Re: Mocowanie fartucha (kedr) - rozwiązanie :)

: czwartek, 21 maja 2009, 22:27
autor: kotek
Fajny pomysł, na zewnątrz nic nie widać.

Re: Mocowanie fartucha (kedr) - rozwiązanie :)

: sobota, 28 lis 2009, 18:44
autor: jarek /////+Nka
Pomysł wręcz doskonały, tani, skuteczny,wygląda bardzo solidnie, właśnie tego typu rozwiązania myślę, że są idealne do niewiadówki :clap: .W mojej przyczepie fartuch ten wisi, mimo fabrycznych zaczepów i sznurków po bokach, wygląda to beznadziejnie.
Chciałbym zapytać jak wygląda mocowanie przy kole bo na zdjęciu widać "dziurę", przykręcone to jest na wkręty do skorupy( takie jak np do drewna)? Jak się spisało podczas sezonu? Ostatnie pytanko, na czwartym zdjęciu widzę jakieś podłużne otwory w skorupie - to jest jakaś fabryczna wentylacja(czy miejsce na roślinki, bo coś zielonego wystaje z nich :) )?

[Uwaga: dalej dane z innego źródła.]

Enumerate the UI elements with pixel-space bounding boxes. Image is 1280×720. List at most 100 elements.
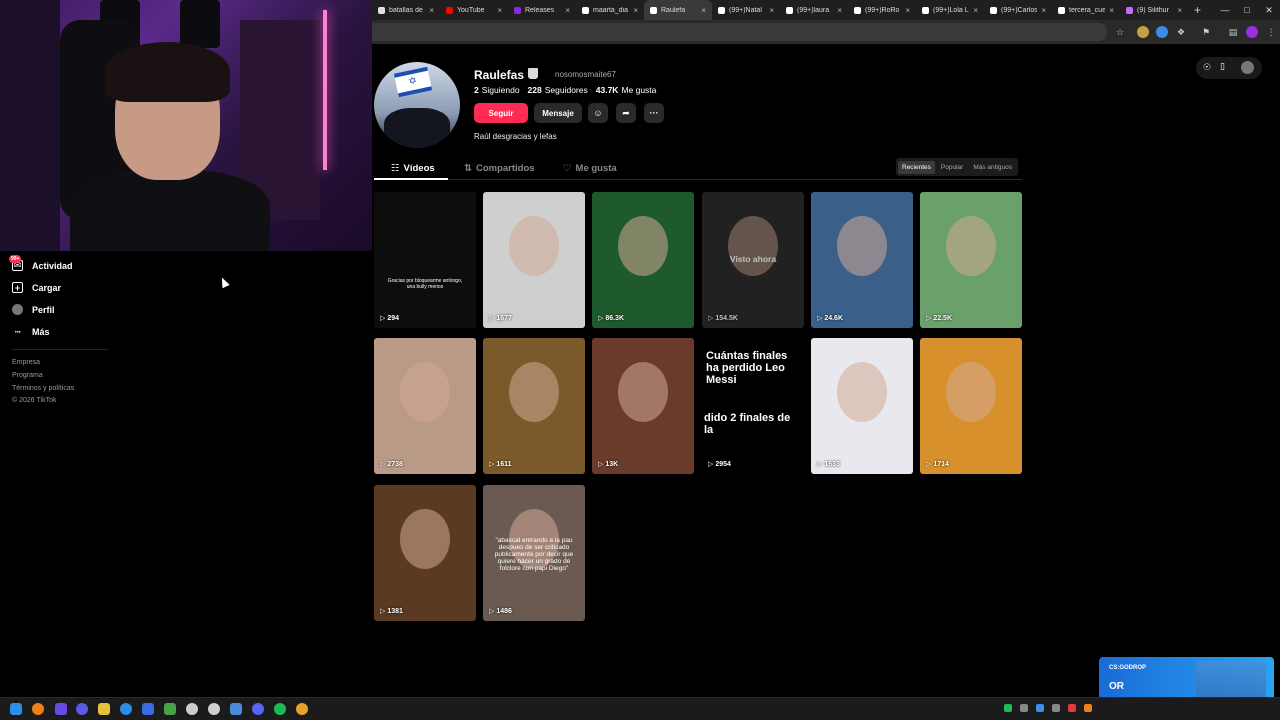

Re: Mocowanie fartucha (kedr) - rozwiązanie :)

: sobota, 28 lis 2009, 19:03
autor: kotek
Ja mam fartuch mocowany na zatrzaski. To te czarne punkty.
Obrazek

Re: Mocowanie fartucha (kedr) - rozwiązanie :)

: niedziela, 29 lis 2009, 13:35
autor: konrad
jarek /////+Nka pisze:Chciałbym zapytać jak wygląda mocowanie przy kole bo na zdjęciu widać "dziurę", przykręcone to jest na wkręty do skorupy( takie jak np do drewna)? Jak się spisało podczas sezonu? Ostatnie pytanko, na czwartym zdjęciu widzę jakieś podłużne otwory w skorupie - to jest jakaś fabryczna wentylacja(czy miejsce na roślinki, bo coś zielonego wystaje z nich :) )?


przy kole jest "dziura" tzn w wersji ostatecznej, przykręciłem dwa ok 1m odcinki, a na wnekę koła zrobiłem przerwę
bo fartuch i tak jest "za krótki", tzn jakbym dał go wyżej, tak żeby zasłonić koło, to dołem zrobiła by się luka
do zasłonięcia koła mam dodatkowy kawałek, ale go nie montowałem (i tak tam stoi lodówka ;))

mocowałem na wkrętach (blachowkręty, czy wkręty do drewna, oczywiście nawiercone)
trzyma się bardzo pewnie, sezon wytrzymało dzielnie

na 4tej fotce widać spód przyczepy, który jest "falisty" coś jak blacha trapezowa
i te "szczeliny" to po porostu "wnęki" w podłodze,
zielenina - to jakiś krzaczek który "przytrzasnąłem" rurką ;)

Re: Mocowanie fartucha (kedr) - rozwiązanie :)

: niedziela, 29 lis 2009, 17:47
autor: BIGL
Zastosowałem taki sam patent z rurką PCV i sprawdził się w 100% :D . Montaż fartucha trwa 20 sek. , a samo połączenie nie dość że jest wręcz hermetyczne to i bardzo solidne.